This week the Seattle Kraken officially became the 32nd NHL franchise. With that news, Expansion Draft talk is already kicking into high gear. The rules for the draft are similar to the Vegas one in 2017. Teams will have the option to protect 7 forwards, 3 defensemen, and 1 goalie, or 8 skaters and 1 goalie. Players with two years or less of service time are exempt, so players like John Marino and P.O. Joseph are protected automatically. The Penguins elected the 7-3-1 model in 2017 and I expect them to do the same this time around. With that format in mind, here is my projected expansion draft protection list.
Forwards- Houston, we have a problem
Sidney Crosby, Evgeni Malkin, Jake Guentzel, Bryan Rust, Teddy Blueger, Kasperi Kapanen, Jared McCann
Figuring out what forwards to protect is the biggest challenge for management this off-season. The Penguins have nine forwards they’d love to protect, but only seven spots to fill. The notable exceptions from this list are Brandon Tanev, Zach Aston-Reese, and Jason Zucker. I wrestled with picking between Brandon Tanev and Jared McCann for the last spot, ultimately choosing the ladder. Teddy Blueger may seem like a surprise pick, but I feel like he has come into his own this season and cemented himself as their best defensive player. Whatever forwards the Penguins expose are the most valuable asset available for Seattle to choose. I left Tanev and Zucker exposed despite their importance to this team for one reason: contracts. Tanev is a crucial player for the Penguins, but his contract runs for three more seasons at $3.5 million per year. Zucker is signed through next season for a $5.5 million cap hit. The salary cap situation is precarious every off-season for the Penguins, and cap relief will likely have to be the consolation prize for losing a contributing top 9 forward.
Defenseman- The Easy Part
Kris Letang, Brian Dumoulin, Cody Ceci
Without the need to protect John Marino, management has an easy decision here. Letang and Dumoulin are no-brainers, and Cody Ceci has been their third best defenseman for most of the season. I expect management to leave Matheson and Pettersson exposed due to their large contracts as well, but their value is low for the same reason. It’s a low-risk move to expose those two, if management values them. If they want to protect another forward, they may look to package a draft pick or young asset with Matheson or Pettersson to convince Seattle to select them.
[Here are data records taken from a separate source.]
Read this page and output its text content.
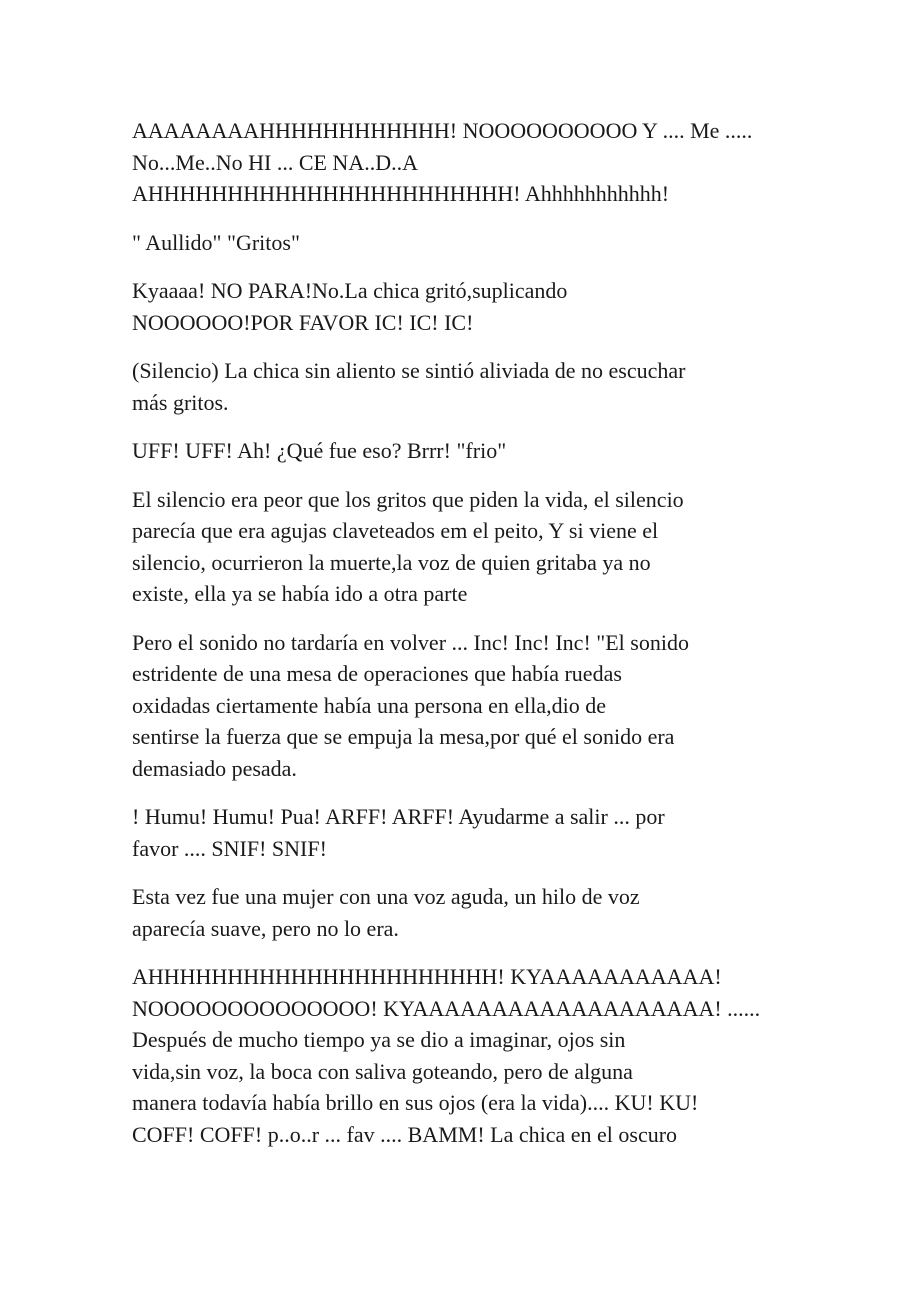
AAAAAAAAHHHHHHHHHHHH! NOOOOOOOOOO Y .... Me .....
No...Me..No HI ... CE NA..D..A
AHHHHHHHHHHHHHHHHHHHHHHH! Ahhhhhhhhhhh!

" Aullido" "Gritos"

Kyaaaa! NO PARA!No.La chica gritó,suplicando
NOOOOOO!POR FAVOR IC! IC! IC!

(Silencio) La chica sin aliento se sintió aliviada de no escuchar
más gritos.

UFF! UFF! Ah! ¿Qué fue eso? Brrr! "frio"

El silencio era peor que los gritos que piden la vida, el silencio
parecía que era agujas claveteados em el peito, Y si viene el
silencio, ocurrieron la muerte,la voz de quien gritaba ya no
existe, ella ya se había ido a otra parte

Pero el sonido no tardaría en volver ... Inc! Inc! Inc! "El sonido
estridente de una mesa de operaciones que había ruedas
oxidadas ciertamente había una persona en ella,dio de
sentirse la fuerza que se empuja la mesa,por qué el sonido era
demasiado pesada.

! Humu! Humu! Pua! ARFF! ARFF! Ayudarme a salir ... por
favor .... SNIF! SNIF!

Esta vez fue una mujer con una voz aguda, un hilo de voz
aparecía suave, pero no lo era.

AHHHHHHHHHHHHHHHHHHHHHH! KYAAAAAAAAAAA!
NOOOOOOOOOOOOOO! KYAAAAAAAAAAAAAAAAAAA! ......
Después de mucho tiempo ya se dio a imaginar, ojos sin
vida,sin voz, la boca con saliva goteando, pero de alguna
manera todavía había brillo en sus ojos (era la vida).... KU! KU!
COFF! COFF! p..o..r ... fav .... BAMM! La chica en el oscuro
Goaltenders- No wait, this is the easy part
Casey DeSmith is left exposed in my first projection, and it wasn’t a difficult choice. The Penguins management will protect their #1 goalie over DeSmith, despite his value and consistency as a back-up. There will be several more valuable goalies in play from other teams for Seattle, but If Seattle is interested in another quality goalie, they’d be wise to take DeSmith. Meanwhile, Jarry’s performance this season has solidified his positioning within the organizational depth chart, so there’s no need to overthink this one.
This team’s postseason performance is ultimately the determining factor, so this list is subject to change. As it stands, I believe this is a good place to start. The Penguins are in a different yet eerily similar position for this expansion draft. They risk losing an important player for nothing. In a perfect world, Seattle would take one of our defensemen with a bloated contract, but that is unlikely. Penguins management will try to make magic happen, and I’m anxiously awaiting their strategy. And as we approach the expansion draft though, it’s becoming apparent that the Penguins will lose a player they value highly.